K.S.,
You're right; what most people mean when they say "successfully continue the takeoff" includes a bunch of things, including achieving the required altitude by the departure end, required climb gradients, etc. Depending on the airplane, there can be lots of assumed things... "#1 windmilling on NTS, other 3 engines at takeoff power, gear down, flaps in takeoff position, 5 degrees of bank away from the dead engine, gear retraction initiated within 3 seconds, feathering the dead engine initiated within 6 seconds, 35' by departure end of runway, etc etc etc ad infinitum." A takeoff in a flat area might be considered "successful" even if you didn't quite make 35' above the departure end, but the engineering data uses that as the starting point, since departure procedures use that as the basis for obstacle clearance.

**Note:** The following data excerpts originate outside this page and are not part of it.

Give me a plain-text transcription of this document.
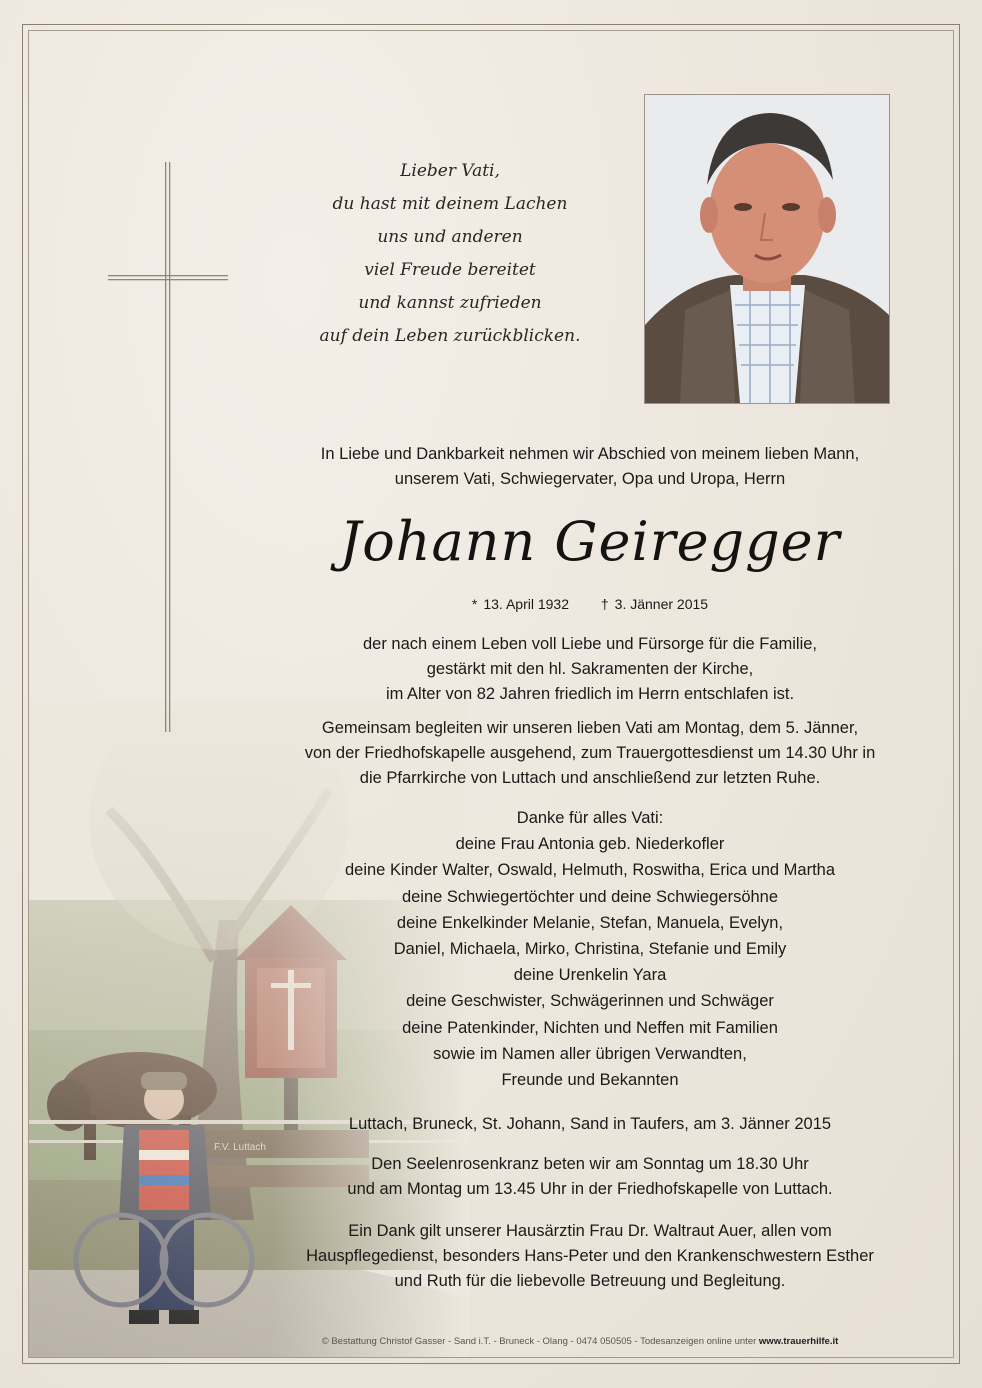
Lieber Vati,
du hast mit deinem Lachen
uns und anderen
viel Freude bereitet
und kannst zufrieden
auf dein Leben zurückblicken.
In Liebe und Dankbarkeit nehmen wir Abschied von meinem lieben Mann,
unserem Vati, Schwiegervater, Opa und Uropa, Herrn
Johann Geiregger
* 13. April 1932 † 3. Jänner 2015
der nach einem Leben voll Liebe und Fürsorge für die Familie,
gestärkt mit den hl. Sakramenten der Kirche,
im Alter von 82 Jahren friedlich im Herrn entschlafen ist.
Gemeinsam begleiten wir unseren lieben Vati am Montag, dem 5. Jänner,
von der Friedhofskapelle ausgehend, zum Trauergottesdienst um 14.30 Uhr in
die Pfarrkirche von Luttach und anschließend zur letzten Ruhe.
Danke für alles Vati:
deine Frau Antonia geb. Niederkofler
deine Kinder Walter, Oswald, Helmuth, Roswitha, Erica und Martha
deine Schwiegertöchter und deine Schwiegersöhne
deine Enkelkinder Melanie, Stefan, Manuela, Evelyn,
Daniel, Michaela, Mirko, Christina, Stefanie und Emily
deine Urenkelin Yara
deine Geschwister, Schwägerinnen und Schwäger
deine Patenkinder, Nichten und Neffen mit Familien
sowie im Namen aller übrigen Verwandten,
Freunde und Bekannten
Luttach, Bruneck, St. Johann, Sand in Taufers, am 3. Jänner 2015
Den Seelenrosenkranz beten wir am Sonntag um 18.30 Uhr
und am Montag um 13.45 Uhr in der Friedhofskapelle von Luttach.
Ein Dank gilt unserer Hausärztin Frau Dr. Waltraut Auer, allen vom
Hauspflegedienst, besonders Hans-Peter und den Krankenschwestern Esther
und Ruth für die liebevolle Betreuung und Begleitung.
© Bestattung Christof Gasser - Sand i.T. - Bruneck - Olang - 0474 050505 - Todesanzeigen online unter www.trauerhilfe.it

There is one instance which can occur where "balanced field" actually is a player: "how much weight can you take out of here?" Under certain circumstances, the answer will put you at exactly balanced field -- you can stop the airplane no faster than your V1, and you can successfully fly the airplane (minus an engine, with all the "assumed" things above) no sooner than V1. You have exactly balanced field, and they load up the airplane to exactly that weight. Any more weight & you'd have the dead zone of no option if you lose an engine between X and Y airspeed.
There are plenty of other times, though, when you aren't runway limited. Perhaps you are climb limited -- you have plenty of runway to stop or to go, but above some particular weight you can't clear the obstacles minus an engine. In that case, balanced field won't be much of a player.
Or perhaps the conditions at your landing field limit your max takeoff weight to something well below what would give you a balanced field, and so you don't have to perfectly reproduce what the test pilots did in order to survive an engine failure at V1. That's frequently the case if your max landing weight (for normal ops) is significantly below your max T/O weight.